Читаем без скачивания Русская армия на чужбине. Галлиполийская эпопея. Том 12 - Сергей Владимирович Волков
Шрифт:
Интервал:
Закладка:
«Мы ждем полного выяснения позиции Франции, – говорил генерал Врангель. – Если она не признает армию, как ядра новой борьбы с большевизмом, я найду путь для продолжения этой борьбы».
В этих словах левая печать усмотрела угрозу – нечто зловещее. На генерала Врангеля посыпались обвинения, что он хочет начать какую-то новую авантюру, жертвуя людьми ради своего личного честолюбия. «Дело Крыма безвозвратно кончено», – не без злорадства провозглашали они.
Для тех, кто не жил с армией, было непонятно, что иначе и не мог говорить генерал Врангель. Он говорил так (ив этом была вся сила его слов) потому, что так думали, так чувствовали и этого хотели десятки тысяч людей, офицеров и солдат Русской армии.
У них было свое прошлое, которое они не могли и не хотели забыть, свои подвиги и жертвы, которыми нельзя было пренебречь, у них сохранились ненадломленные силы и крепкий дух, непоколебленная вера в себя и в своих вождей. Они хотели оставаться тем, чем были, Русской армией.

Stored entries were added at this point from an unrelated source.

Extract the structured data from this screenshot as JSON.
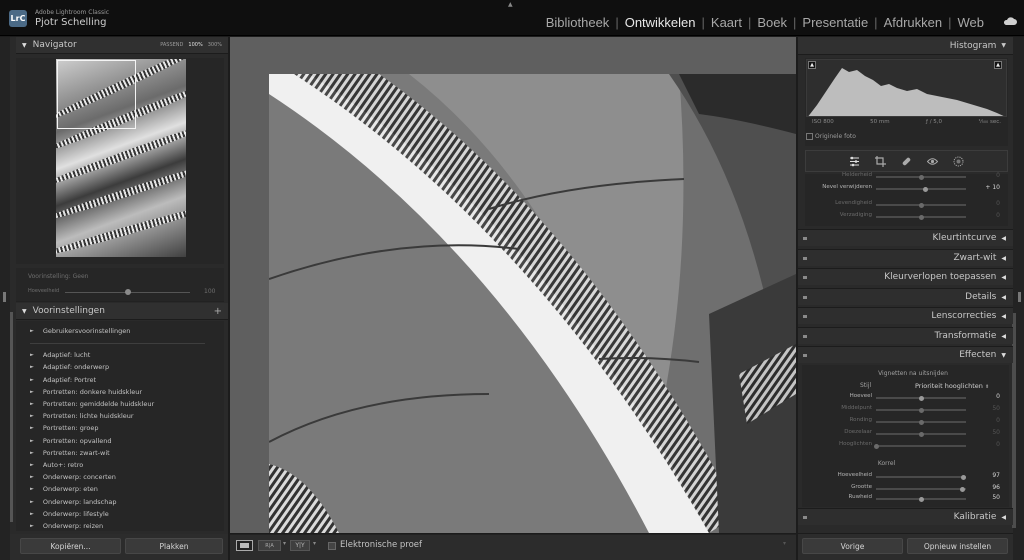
{
  "app": {
    "logo": "LrC",
    "name": "Adobe Lightroom Classic",
    "user": "Pjotr Schelling"
  },
  "modules": [
    "Bibliotheek",
    "Ontwikkelen",
    "Kaart",
    "Boek",
    "Presentatie",
    "Afdrukken",
    "Web"
  ],
  "active_module": "Ontwikkelen",
  "module_sep": "|",
  "navigator": {
    "title": "Navigator",
    "zoom_options": [
      "PASSEND",
      "100%",
      "300%"
    ],
    "active_zoom": "100%"
  },
  "preset_info": {
    "label": "Voorinstelling: Geen",
    "amount_label": "Hoeveelheid",
    "amount_value": "100"
  },
  "presets": {
    "title": "Voorinstellingen",
    "add": "+",
    "groups": [
      "Gebruikersvoorinstellingen",
      "Adaptief: lucht",
      "Adaptief: onderwerp",
      "Adaptief: Portret",
      "Portretten: donkere huidskleur",
      "Portretten: gemiddelde huidskleur",
      "Portretten: lichte huidskleur",
      "Portretten: groep",
      "Portretten: opvallend",
      "Portretten: zwart-wit",
      "Auto+: retro",
      "Onderwerp: concerten",
      "Onderwerp: eten",
      "Onderwerp: landschap",
      "Onderwerp: lifestyle",
      "Onderwerp: reizen"
    ]
  },
  "left_buttons": {
    "copy": "Kopiëren...",
    "paste": "Plakken"
  },
  "toolbar": {
    "ra_label": "R|A",
    "yy_label": "Y|Y",
    "proof_label": "Elektronische proef"
  },
  "histogram": {
    "title": "Histogram",
    "meta": {
      "iso": "ISO 800",
      "focal": "50 mm",
      "aperture": "ƒ / 5,0",
      "shutter": "¹⁄₅₀₀ sec."
    },
    "original_photo": "Originele foto"
  },
  "basic_sliders": [
    {
      "label": "Helderheid",
      "value": "0",
      "pos": 0.5,
      "dim": true
    },
    {
      "label": "Nevel verwijderen",
      "value": "+ 10",
      "pos": 0.55,
      "dim": false
    },
    {
      "label": "Levendigheid",
      "value": "0",
      "pos": 0.5,
      "dim": true
    },
    {
      "label": "Verzadiging",
      "value": "0",
      "pos": 0.5,
      "dim": true
    }
  ],
  "sections": [
    "Kleurtintcurve",
    "Zwart-wit",
    "Kleurverlopen toepassen",
    "Details",
    "Lenscorrecties",
    "Transformatie",
    "Effecten",
    "Kalibratie"
  ],
  "effects": {
    "vignette_title": "Vignetten na uitsnijden",
    "style_label": "Stijl",
    "style_value": "Prioriteit hooglichten",
    "vignette_sliders": [
      {
        "label": "Hoeveel",
        "value": "0",
        "pos": 0.5,
        "dim": false
      },
      {
        "label": "Middelpunt",
        "value": "50",
        "pos": 0.5,
        "dim": true
      },
      {
        "label": "Ronding",
        "value": "0",
        "pos": 0.5,
        "dim": true
      },
      {
        "label": "Doezelaar",
        "value": "50",
        "pos": 0.5,
        "dim": true
      },
      {
        "label": "Hooglichten",
        "value": "0",
        "pos": 0.0,
        "dim": true
      }
    ],
    "grain_title": "Korrel",
    "grain_sliders": [
      {
        "label": "Hoeveelheid",
        "value": "97",
        "pos": 0.97,
        "dim": false
      },
      {
        "label": "Grootte",
        "value": "96",
        "pos": 0.96,
        "dim": false
      },
      {
        "label": "Ruwheid",
        "value": "50",
        "pos": 0.5,
        "dim": false
      }
    ]
  },
  "right_buttons": {
    "previous": "Vorige",
    "reset": "Opnieuw instellen"
  },
  "icons": {
    "basic": "sliders-icon",
    "crop": "crop-icon",
    "heal": "bandage-icon",
    "redeye": "eye-icon",
    "mask": "mask-icon",
    "cloud": "cloud-icon"
  }
}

Таким людям нельзя было сказать: «Вы кончили ваше дело, вы больше не нужны и можете расходиться на все четыре стороны, кто куда хочет».
Были ли упадочные настроения среди войск? Да, были. Они не могли не быть. Тяжелые удары судьбы, пережитые испытания, усталость после трехлетних непрерывных боев, лишения и страдания моральные, неизвестность будущего угнетали людей. Чтобы устоять в буре, нужны были исключительные силы, которых у многих не хватило. Но ядро армии было здорово. Люди готовы были идти тем же трудным путем, идти без конца, даже без надежды. Нашлись вожди, которые влили в них новые силы, подкрепили слабевших и падавших и вновь поставили их на ноги.
Положение русских на константинопольском рейде было тяжело, особенно в первое время, когда не организована была помощь. Однако те описания ужаса, которые стали появляться в печати, не соответствовали действительности.
«Уже два дня идет проливной дождь, – отмечает корреспондент. – Подул норд-ост, море свежеет, и палубные пассажиры, а их на каждом пароходе 60 процентов, в ужасном состоянии. Прибавьте к этому полное отсутствие горячей пищи в течение 10 дней, ничтожное количество вообще пищи, и слова объезжавшего пароходы морского врача вам не покажутся преувеличением. «Продержите пароходы еще неделю, и не понадобится хлопот о размещении беженцев. Все они разместятся на Скутарийском кладбище». «Стон и ужас стоят на Босфоре, – пишет другой. – Те лаконические вести, которые идут оттуда, только в слабой степени дают представление о творящемся там кошмаре». И наконец, третий говорит: «Они лежат, потому что не могут сидеть. Они сидят, потому что не в состоянии протянуть руку и произносить слова. Но есть еще стоящие, просящие, протягивающие руки и даже – о ужас, не понятый еще миром, – и даже улыбающиеся. О, эта улыбка распятого! Вспомните ее все, кто имеет еще память».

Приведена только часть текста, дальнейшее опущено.